Alışılagelmiş bir algı vardır. Birini düşmüş, ihtiyaç sahibi veya ne bileyim  hasta görürsek, ‘Şükür biz de yok!’ deriz.

O saat evrenin en şanslı mudisi gibi içten içe sinsi bir keyif gelir. Sanki gelecek bir garanti vermiştir… 

Zikzak duran bayrakların arasından, bir o yana bir bu yana kaçarak slalom – Kelime Kökeni: Norveç, kayakçıların iniş yarışı- yapmak gibi… 

Hop yine değmedim hop bunu da atlattım.

Oysa her virajda o bayraklar hepimize seçenekler sunar.

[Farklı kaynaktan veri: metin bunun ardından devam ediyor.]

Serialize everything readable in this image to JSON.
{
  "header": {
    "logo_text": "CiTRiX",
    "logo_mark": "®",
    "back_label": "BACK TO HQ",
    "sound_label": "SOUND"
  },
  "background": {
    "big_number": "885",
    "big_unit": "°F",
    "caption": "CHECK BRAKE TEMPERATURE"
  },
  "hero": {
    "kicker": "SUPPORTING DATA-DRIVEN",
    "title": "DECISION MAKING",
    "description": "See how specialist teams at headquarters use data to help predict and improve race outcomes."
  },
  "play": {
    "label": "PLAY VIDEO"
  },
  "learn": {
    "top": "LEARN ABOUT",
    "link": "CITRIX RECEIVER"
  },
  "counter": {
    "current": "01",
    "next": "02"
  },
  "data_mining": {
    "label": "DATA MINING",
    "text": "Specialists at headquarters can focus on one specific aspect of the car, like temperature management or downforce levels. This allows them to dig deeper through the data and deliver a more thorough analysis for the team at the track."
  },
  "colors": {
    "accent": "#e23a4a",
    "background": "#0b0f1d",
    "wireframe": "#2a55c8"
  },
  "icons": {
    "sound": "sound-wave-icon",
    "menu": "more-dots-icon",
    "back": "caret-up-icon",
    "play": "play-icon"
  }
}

Bir bakarsınız hastalık olur, ölüm olur, açlık olur, karasevda olur, işsizlik olur, hasret olur, parasızlık olur, kötü yol- ne demekse neye göre göreceli- olur. Olur da olur. İnsanız derdi annem herşey bizim için…

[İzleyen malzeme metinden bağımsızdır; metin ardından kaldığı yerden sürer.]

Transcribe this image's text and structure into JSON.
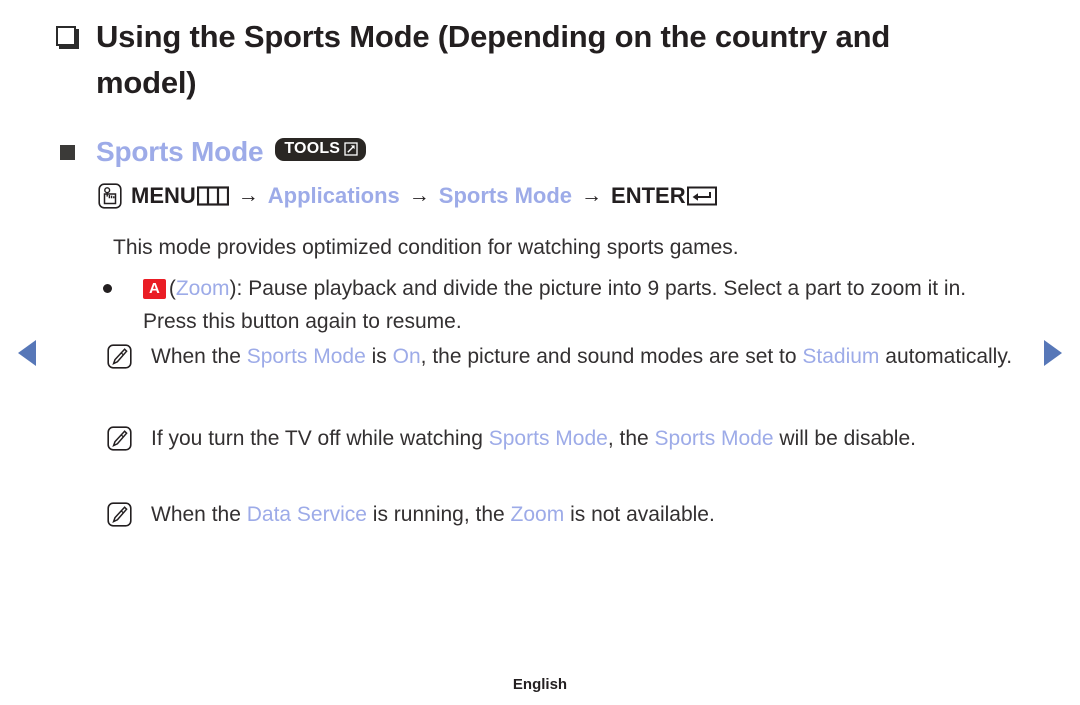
{
  "page": {
    "title": "Using the Sports Mode (Depending on the country and model)",
    "footer_label": "English"
  },
  "colors": {
    "highlight_blue": "#9dabe8",
    "key_red": "#ea1d25",
    "arrow_blue": "#5777b8",
    "text_dark": "#333031",
    "badge_dark": "#2a2724"
  },
  "section": {
    "heading": "Sports Mode",
    "tools_badge_label": "TOOLS",
    "tools_badge_icon": "box-arrow-up-right-icon"
  },
  "menu_path": {
    "press_icon": "hand-press-button-icon",
    "menu_label": "MENU",
    "menu_icon": "menu-columns-icon",
    "arrow": "→",
    "step_applications": "Applications",
    "step_sports_mode": "Sports Mode",
    "enter_label": "ENTER",
    "enter_icon": "enter-return-icon"
  },
  "description": "This mode provides optimized condition for watching sports games.",
  "bullet": {
    "key_label": "A",
    "key_icon": "red-a-key-icon",
    "text_open_paren": "(",
    "zoom_label": "Zoom",
    "text_rest": "): Pause playback and divide the picture into 9 parts. Select a part to zoom it in. Press this button again to resume."
  },
  "notes": [
    {
      "icon": "note-pencil-icon",
      "parts": [
        {
          "text": "When the ",
          "style": "normal"
        },
        {
          "text": "Sports Mode",
          "style": "highlight"
        },
        {
          "text": " is ",
          "style": "normal"
        },
        {
          "text": "On",
          "style": "highlight"
        },
        {
          "text": ", the picture and sound modes are set to ",
          "style": "normal"
        },
        {
          "text": "Stadium",
          "style": "highlight"
        },
        {
          "text": " automatically.",
          "style": "normal"
        }
      ],
      "plain": "When the Sports Mode is On, the picture and sound modes are set to Stadium automatically."
    },
    {
      "icon": "note-pencil-icon",
      "parts": [
        {
          "text": "If you turn the TV off while watching ",
          "style": "normal"
        },
        {
          "text": "Sports Mode",
          "style": "highlight"
        },
        {
          "text": ", the ",
          "style": "normal"
        },
        {
          "text": "Sports Mode",
          "style": "highlight"
        },
        {
          "text": " will be disable.",
          "style": "normal"
        }
      ],
      "plain": "If you turn the TV off while watching Sports Mode, the Sports Mode will be disable."
    },
    {
      "icon": "note-pencil-icon",
      "parts": [
        {
          "text": "When the ",
          "style": "normal"
        },
        {
          "text": "Data Service",
          "style": "highlight"
        },
        {
          "text": " is running, the ",
          "style": "normal"
        },
        {
          "text": "Zoom",
          "style": "highlight"
        },
        {
          "text": " is not available.",
          "style": "normal"
        }
      ],
      "plain": "When the Data Service is running, the Zoom is not available."
    }
  ],
  "navigation": {
    "prev_icon": "triangle-left-icon",
    "next_icon": "triangle-right-icon"
  }
}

İşte hayat böyle bayraklarla dolu. 

Ama kime değer o bayrak bilinmiyor. Tabii yarışcının başarısı da çok önemli. Eğitim, dikkat, istek,   sebat, azimle çalışma başarının sırları… Değen diskalifiye… vahvahlar başlıyor.

Alın bir bayrak;

Pandemi…

Tüm dünyayı da etkileyip şaşkına çeviren, mutasyonlara uğrayıp yine üzerimize yapışan, sevdiklerimizi bizden  ayıran, korkutan, bizi depresyonlara sokan bir bayrak… Oldukça büyük yemesi yutulası zor türden. Sık sık dünyamıza uğramadığı da bir gerçek. 

Nasiplenen nasiplenene… Hijyen, mesafe, pahalılık, yasaklar, şüphe, endişe bizi evirdi çevirdi. Güven yok, para yok,  akıl sağlığını kaybeden kaybedene…

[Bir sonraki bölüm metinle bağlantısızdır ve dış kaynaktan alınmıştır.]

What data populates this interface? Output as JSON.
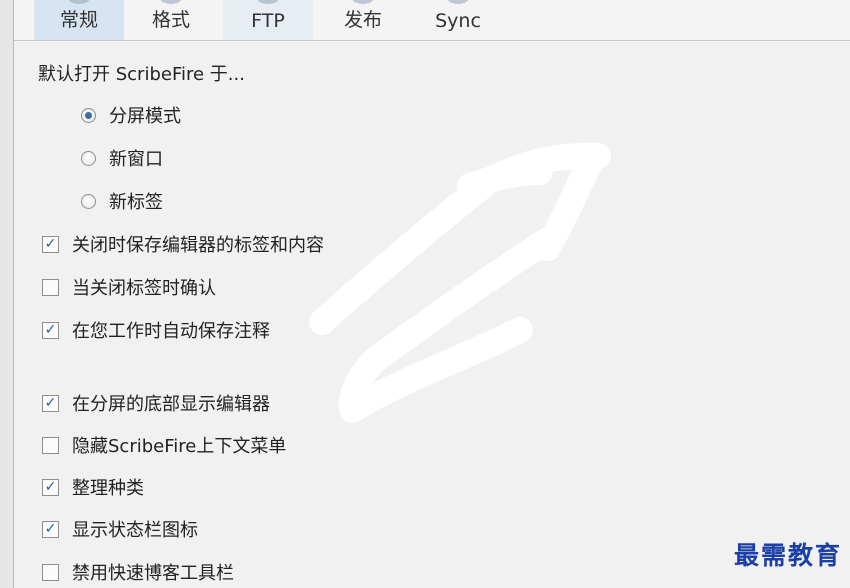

65 yaşın evlere hapsedilmesi ise ciddi bir taravma... Dipte yatan hastalıklarını da ortaya çıkardı. Bir çok kaos, hapis psikolojisi, hareketsizlik eklem rahatsızlığını da beraberinde getiriyor. Oysa diğerlerine konulan yasaklar çiğnendikçe çiğnenmekte. Haftasonlarında İstanbul ahalisi sanki bayramda yarısı tatile çıkmış gibi bir nüfusla arenada. Restoranlar kapalı zarar ederken orada çalışanlar işsiz kalırken, insanlar dip dibe yiyor içiyor. ( Mesafeyi de yiyorlar.) Ee disiplinle yaşayan  eski nesil tıkılsın içeri. Oysa onlar birikim ve tecrübeleriye kendilerini gençlere oranla daha iyi koruyabilir. Arzu ve isteklerine dem vurabilir. Kan akışları zayıftır çünkü.

Avm ler de Hes kodu var, ama hastanelerin çoğunda yok. Hala aşı olmamış sağlık personeli tanıyorum. Güzel görselli cam giydirme cepheli hastane binalarında penceresi olmayan ve de havalandırılamayan hastaneleri saysam bitmez. Hes var Hes yok. Vızır vızır evlere servis motorcuların Hes kodu sorulmadan iş yapmaları ise tam rezalet. Onu hazırlayanlar virüsmü, hastamı bilinmez.  Ha gel sonra bir reklam koy ağlat, bilseydim mesafe koyardım diye…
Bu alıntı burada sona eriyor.